Havia um sujeito que não ria, porque, de família muito humilde, não possuía alguns dentes da frente da boca. Os colegas de trabalho viviam contando piadas uns para os outros, e todos se riam menos ele. Quando a piada era realmente engraçada, ele quase abria um sorriso, logo reprimido pela lembrança de que não tinha os dentes, achando que, de algum modo, seria ridicularizado e se sentiria muito mal. A noção de limitação em qualquer nível, impede a descontração da felicidade. Mas um belo dia, um colega contou uma piada cujo desfecho era muito engraçado, muito bem arranjado e hilário. Não deu tempo do nosso amigo pensar em dentes, ele simplesmente abriu a boca e gargalhou como nunca, se comprazendo daquele momento. Só algum tempo depois lembrou da sua carência, sua falta de dentes, e fechou a boca. E não havia mais graça no ar.
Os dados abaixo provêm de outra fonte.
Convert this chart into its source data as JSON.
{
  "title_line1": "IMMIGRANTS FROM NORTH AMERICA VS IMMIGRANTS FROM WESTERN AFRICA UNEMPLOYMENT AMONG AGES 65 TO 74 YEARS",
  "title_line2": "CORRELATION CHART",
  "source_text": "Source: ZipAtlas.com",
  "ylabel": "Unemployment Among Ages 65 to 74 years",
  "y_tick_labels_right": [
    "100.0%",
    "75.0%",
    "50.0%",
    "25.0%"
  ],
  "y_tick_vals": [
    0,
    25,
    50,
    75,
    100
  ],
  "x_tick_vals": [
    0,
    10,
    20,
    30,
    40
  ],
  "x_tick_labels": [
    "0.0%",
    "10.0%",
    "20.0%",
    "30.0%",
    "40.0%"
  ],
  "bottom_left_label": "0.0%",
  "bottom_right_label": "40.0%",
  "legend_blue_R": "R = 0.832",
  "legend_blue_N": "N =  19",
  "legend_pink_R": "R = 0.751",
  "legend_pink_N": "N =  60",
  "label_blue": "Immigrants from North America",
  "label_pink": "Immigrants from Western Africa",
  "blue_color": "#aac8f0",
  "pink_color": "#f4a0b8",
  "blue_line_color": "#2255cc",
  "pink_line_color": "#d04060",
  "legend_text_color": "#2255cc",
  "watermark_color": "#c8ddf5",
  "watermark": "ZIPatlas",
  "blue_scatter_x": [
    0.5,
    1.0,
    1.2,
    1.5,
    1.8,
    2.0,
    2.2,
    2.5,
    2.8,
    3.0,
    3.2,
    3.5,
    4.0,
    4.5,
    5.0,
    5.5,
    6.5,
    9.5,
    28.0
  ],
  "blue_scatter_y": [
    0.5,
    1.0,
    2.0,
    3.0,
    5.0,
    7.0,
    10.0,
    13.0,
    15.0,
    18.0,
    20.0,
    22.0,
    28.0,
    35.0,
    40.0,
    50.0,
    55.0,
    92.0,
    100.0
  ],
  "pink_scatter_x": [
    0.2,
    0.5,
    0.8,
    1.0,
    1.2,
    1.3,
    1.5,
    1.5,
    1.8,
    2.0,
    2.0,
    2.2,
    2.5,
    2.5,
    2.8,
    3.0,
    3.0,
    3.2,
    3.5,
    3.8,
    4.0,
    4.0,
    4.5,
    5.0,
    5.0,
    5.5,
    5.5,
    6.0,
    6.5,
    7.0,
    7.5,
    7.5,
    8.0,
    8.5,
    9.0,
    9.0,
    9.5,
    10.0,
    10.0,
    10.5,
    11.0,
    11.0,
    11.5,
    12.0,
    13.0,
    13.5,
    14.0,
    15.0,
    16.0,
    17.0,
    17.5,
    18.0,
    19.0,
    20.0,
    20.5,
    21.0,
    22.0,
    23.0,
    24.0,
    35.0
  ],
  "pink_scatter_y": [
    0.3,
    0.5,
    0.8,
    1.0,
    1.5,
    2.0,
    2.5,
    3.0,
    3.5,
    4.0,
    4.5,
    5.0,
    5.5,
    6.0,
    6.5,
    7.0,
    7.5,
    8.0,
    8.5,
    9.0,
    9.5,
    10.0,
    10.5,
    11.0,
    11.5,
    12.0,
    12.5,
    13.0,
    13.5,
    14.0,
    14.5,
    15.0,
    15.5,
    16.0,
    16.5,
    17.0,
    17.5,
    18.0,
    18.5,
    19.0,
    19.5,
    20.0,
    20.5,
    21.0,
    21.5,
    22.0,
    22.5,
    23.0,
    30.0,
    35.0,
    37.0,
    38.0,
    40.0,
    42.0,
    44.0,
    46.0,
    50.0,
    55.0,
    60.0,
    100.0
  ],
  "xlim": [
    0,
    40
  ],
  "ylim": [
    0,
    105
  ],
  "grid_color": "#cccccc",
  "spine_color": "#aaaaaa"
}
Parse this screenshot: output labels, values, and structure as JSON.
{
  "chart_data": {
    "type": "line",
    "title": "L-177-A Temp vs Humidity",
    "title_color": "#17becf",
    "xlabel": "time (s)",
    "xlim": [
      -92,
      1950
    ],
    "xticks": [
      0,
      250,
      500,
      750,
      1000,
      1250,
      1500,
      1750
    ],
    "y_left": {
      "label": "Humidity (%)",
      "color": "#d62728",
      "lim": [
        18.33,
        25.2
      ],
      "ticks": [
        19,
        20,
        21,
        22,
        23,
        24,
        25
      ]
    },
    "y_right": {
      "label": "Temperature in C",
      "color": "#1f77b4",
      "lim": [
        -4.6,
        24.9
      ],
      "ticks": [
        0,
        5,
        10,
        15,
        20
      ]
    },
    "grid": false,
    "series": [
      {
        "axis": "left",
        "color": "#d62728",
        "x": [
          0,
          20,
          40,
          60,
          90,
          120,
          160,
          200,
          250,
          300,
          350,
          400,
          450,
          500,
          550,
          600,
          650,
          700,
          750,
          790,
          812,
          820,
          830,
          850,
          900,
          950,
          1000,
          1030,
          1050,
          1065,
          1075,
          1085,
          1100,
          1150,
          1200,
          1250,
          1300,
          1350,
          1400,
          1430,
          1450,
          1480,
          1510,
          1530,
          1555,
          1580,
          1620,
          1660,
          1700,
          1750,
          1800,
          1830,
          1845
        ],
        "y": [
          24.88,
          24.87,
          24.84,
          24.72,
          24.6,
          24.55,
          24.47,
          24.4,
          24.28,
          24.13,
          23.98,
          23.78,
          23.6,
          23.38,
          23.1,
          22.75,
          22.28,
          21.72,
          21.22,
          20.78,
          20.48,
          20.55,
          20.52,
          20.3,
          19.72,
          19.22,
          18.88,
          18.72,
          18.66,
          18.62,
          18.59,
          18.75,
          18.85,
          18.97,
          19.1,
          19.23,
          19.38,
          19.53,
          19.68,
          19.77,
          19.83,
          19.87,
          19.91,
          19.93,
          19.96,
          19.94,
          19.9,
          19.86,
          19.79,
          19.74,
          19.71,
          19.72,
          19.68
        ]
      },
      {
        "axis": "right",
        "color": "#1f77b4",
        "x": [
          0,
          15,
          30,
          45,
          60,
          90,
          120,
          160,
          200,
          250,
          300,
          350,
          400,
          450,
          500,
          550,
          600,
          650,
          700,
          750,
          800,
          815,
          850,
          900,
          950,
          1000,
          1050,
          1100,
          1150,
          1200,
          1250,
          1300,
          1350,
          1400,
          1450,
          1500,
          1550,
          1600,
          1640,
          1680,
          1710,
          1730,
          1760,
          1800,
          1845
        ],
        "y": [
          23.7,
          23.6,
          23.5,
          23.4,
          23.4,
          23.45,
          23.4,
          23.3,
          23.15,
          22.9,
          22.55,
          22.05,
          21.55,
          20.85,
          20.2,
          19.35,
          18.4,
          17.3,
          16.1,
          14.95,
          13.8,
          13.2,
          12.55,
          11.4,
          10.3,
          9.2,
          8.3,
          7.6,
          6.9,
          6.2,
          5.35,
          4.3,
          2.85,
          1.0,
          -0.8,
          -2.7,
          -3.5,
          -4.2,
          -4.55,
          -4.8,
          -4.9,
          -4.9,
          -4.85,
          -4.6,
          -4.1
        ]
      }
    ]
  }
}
Felicidade e noção de limitação são duas coisas que não andam juntas. Tanto menos eu me julgo incompleto ou carente, tanto mais a felicidade, que não vem de nenhum objeto mas está em mim, brilha na minha mente. No sono profundo, onde o autojulgamento é nulo, a felicidade, o bem-estar e conforto estão manifestos completamente – o que inferimos do fato de você ficar acrescentando mais 5 minutos no despertador por uma hora e meia.
Muitas vezes, é verdade, não sentimos felicidade, que parece ser substituída por outras emoções. Mas o fato é que, sem o sentimento básico de plenitude sempre esteja presente, transformado pela ignorância justamente em uma ânsia por plenitude, nenhuma emoção seria possível, seria experimentada.
Se a mãe do garoto chora e está triste pela morte do marido, isso se dá apenas porque o marido era querido por ela. Ela queria estar sempre em conexão com aquele homem. Ela o amava. O amor, a plenitude, nesse caso se manifesta como tristeza. Não é que a felicidade se foi e agora a tristeza está no comando, mas a própria felicidade é, naquele momento, expressada adequadamente como tristeza. Depois do luto, a tristeza vira saudade, e a saudade trás as lágrimas, boas lágrimas, que muitas vezes até queremos nutrir.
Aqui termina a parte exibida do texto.